Webber zadowolony z udanego zwieńczenia sezonu
Zespół Red Bull zdominował sezon 2011 i w jedyny słuszny, jak na mistrza świata, sposób zakończył zmagania na torze Interlagos. W ostatnim wyścigu sezonu kierowcy Red Bulla zdobyli dla swojego zespołu podwójne zwycięstwo, tym razem w dość nietypowy sposób, gdyż szybszy okazał się Mark Webber.„To świetne uczucie; zawsze miło jest wygrywać. Walka z Sebastianem nie była zacięta gdyż miał problem, ale nawet mimo to, moje tempo było mocne a sam czułem się dobrze w bolidzie. To miły sposób na zakończenie sezonu. Czułem się dobrze w bolidzie a osiągnięcie najszybszego okrążenia pod koniec wyścigu było bardzo budujące. Spoglądając wstecz, to nie był najwspanialszy sezon dla mnie, ale także nie najgorszy. Miałem słaby początek roku i nie potrafiłem wykorzystać potknięć innych ani postawić siebie w pozycji pozwalającej na pewną wygraną, czego zawsze się pragnie. W sporcie motorowym zwycięstwa bierze się wtedy, kiedy się nadarzają. To było bardzo ważne zwycięstwo dla mnie a dla zespołu zakończenie roku z takim wynikiem także jest świetne. Podobały mi się ostatnie okrążenia. To wspaniały tor dla ekipy a my wygrywamy tutaj już trzy raz z rzędu.”
Sebastian Vettel
„Otrzymałem wiadomość, że mamy problem, a szkoda, gdyż miałem świetny start do wyścigu. Potem musiałem zmieniać biegi wcześniej i oszczędzać skrzynię biegów. Liczyłem, że odzyska swoją sprawność, więc naciskałem dalej, ale tak się nie stało a wtedy najważniejsze było dotarcie do mety. Mark miał wspaniały wyścig i zasłużył na zwycięstwo. Byłem drugi i jestem zadowolony ze swojej nagrody. Wspaniale jest zakończyć sezon; finisz na dwóch pierwszych miejscach jest wspaniały.
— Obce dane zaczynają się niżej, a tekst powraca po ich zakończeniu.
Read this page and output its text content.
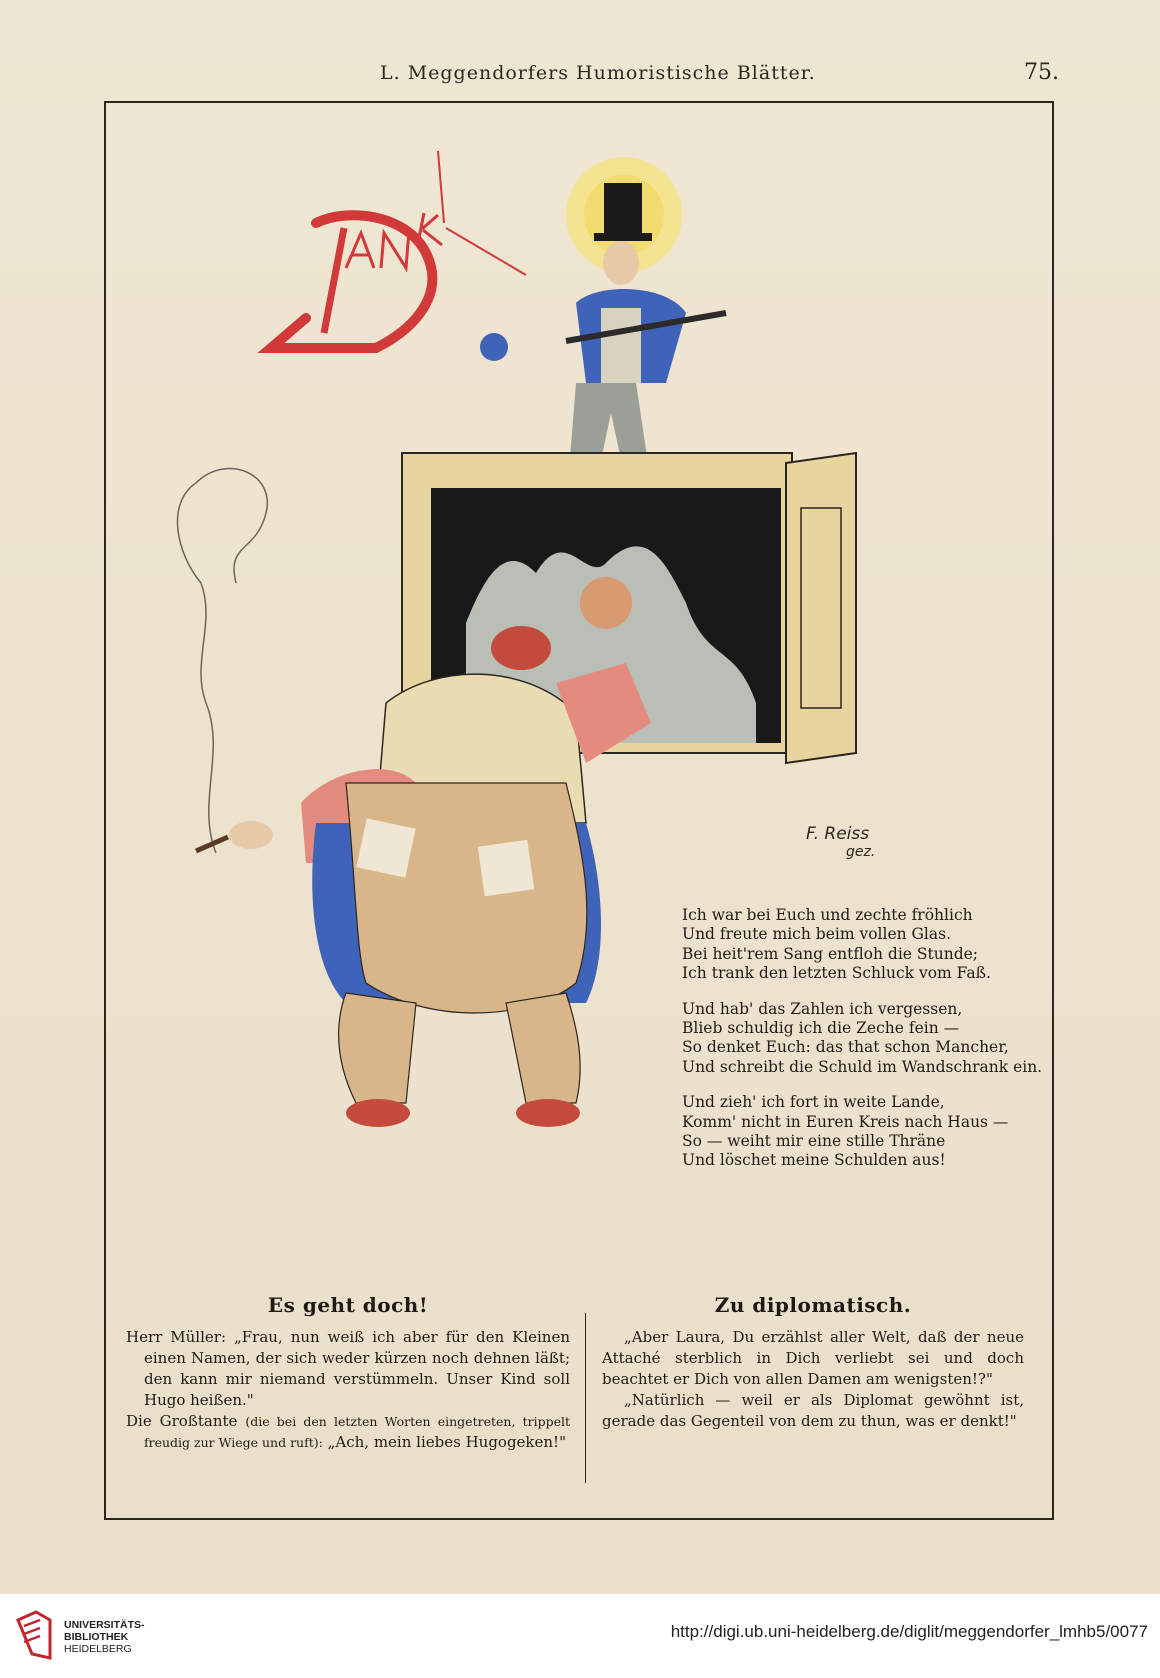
L. Meggendorfers Humoristische Blätter.	75.
F. Reiss
gez.
Ich war bei Euch und zechte fröhlich
Und freute mich beim vollen Glas.
Bei heit'rem Sang entfloh die Stunde;
Ich trank den letzten Schluck vom Faß.
Und hab' das Zahlen ich vergessen,
Blieb schuldig ich die Zeche fein —
So denket Euch: das that schon Mancher,
Und schreibt die Schuld im Wandschrank ein.
Und zieh' ich fort in weite Lande,
Komm' nicht in Euren Kreis nach Haus —
So — weiht mir eine stille Thräne
Und löschet meine Schulden aus!
Es geht doch!
Herr Müller: „Frau, nun weiß ich aber für den Kleinen einen Namen, der sich weder kürzen noch dehnen läßt; den kann mir niemand verstümmeln. Unser Kind soll Hugo heißen."
Die Großtante (die bei den letzten Worten eingetreten, trippelt freudig zur Wiege und ruft): „Ach, mein liebes Hugogeken!"
Zu diplomatisch.
„Aber Laura, Du erzählst aller Welt, daß der neue Attaché sterblich in Dich verliebt sei und doch beachtet er Dich von allen Damen am wenigsten!?"
„Natürlich — weil er als Diplomat gewöhnt ist, gerade das Gegenteil von dem zu thun, was er denkt!"
UNIVERSITÄTS-
BIBLIOTHEK
HEIDELBERG
http://digi.ub.uni-heidelberg.de/diglit/meggendorfer_lmhb5/0077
Chciałbym móc wygrać wyścig, ale mimo to mieliśmy wspaniały sezon. To naprawdę niewiarygodne- rozpoczynając sezon sądziliśmy, ż mamy konkurencyjny bolid i że może uda nam się wygrać kilka wyścigów, ale to było fenomenalne. Zespół był bezbłędny przez większość czasu i podniósł swój poziom znacząco w porównaniu do dwóch ostatnich lat. Cieszymy się z tego co robimy i miło jest każdego dnia przychodzić do garażu i widzieć wszystkich uśmiechniętych. To podstawowa sprawa- uwielbiamy to co robimy i jesteśmy pasjonatami.”
komentarze
1. dziarmol@biss
Mark....proszę Cię....przestań !
2. saint77
Mark, bój się ty Boga i Ojca Dyrektora....
3. JelczGP C317
bla bla bla bla.... byłem drugi i jestem zadowolony ze swojej nagrody... jakie to wzruszające... ma ktoś chusteczkę??
4. waterball
Żenada, ale Sebek musi mieć kaca po wysłuchiwaniu tych bredni o skrzyni przez cały wyścig.
5. luka55
Ogólnie mnie to rypie ale z drugiej strony jest śmiesznie a dlaczego ? A no dlatego że im bardziej wiele osób się bulwersuje sytuacja Red Bull Racing i tym co prawdopodobnie dziś zrobili a także sytuacją Marka Webbera to ten jak na złość większości tutaj serwuje takie wypowiedzi. Jaja jak berety.
6. Kazik
Mi się wydaje,że oni w przyszłym sezonie trochę lepiej się przygotują pod względem public relation bo teraz to faktycznie...każdy się z nich śmieje.(a dzisiaj na konferencji to nawet Seb się śmiał z tego co musi mówić).
7. Ilona
Gratulacje Aussie ;>
8. McLfan
Nikt nie skomentuje zidiociałego pieprzenia Vettela o Sennie?
9. narya
8. już skomentowane, ale pod newsem WYŚCIG ;)
10. Skoczek130
@McLfan - o co Ci chodzi?? Weźcie wreszcie się uspokójcie z tym jękiem na temat Vettela. Odnoszę wrażenie, że byłby skrytykowany nawet, gdyby dał pieniądze na cele charytatywne - bo dał za mało i jest sknerą! To jest żałosne... ;/
11. seb_1746
10. Skoczek130 - chodzi o to, że jakby miał trochę honoru i zrobił to z sympatii do Marka nie chrzaniłby o tym, że czuje się jak Senna (ble, ble...) Po prostu jest to człowiek bardzo zapatrzony w siebie i uważający się z pępek... przepraszam... palec świata.
12. Skoczek130
@seb_1746 - heh, czyli Seb już nic powiedziec nie może. To co powiesz o królu Narcyzów Hamiltonie!? Skoro Wy na mojego, to jak na waszego. ;]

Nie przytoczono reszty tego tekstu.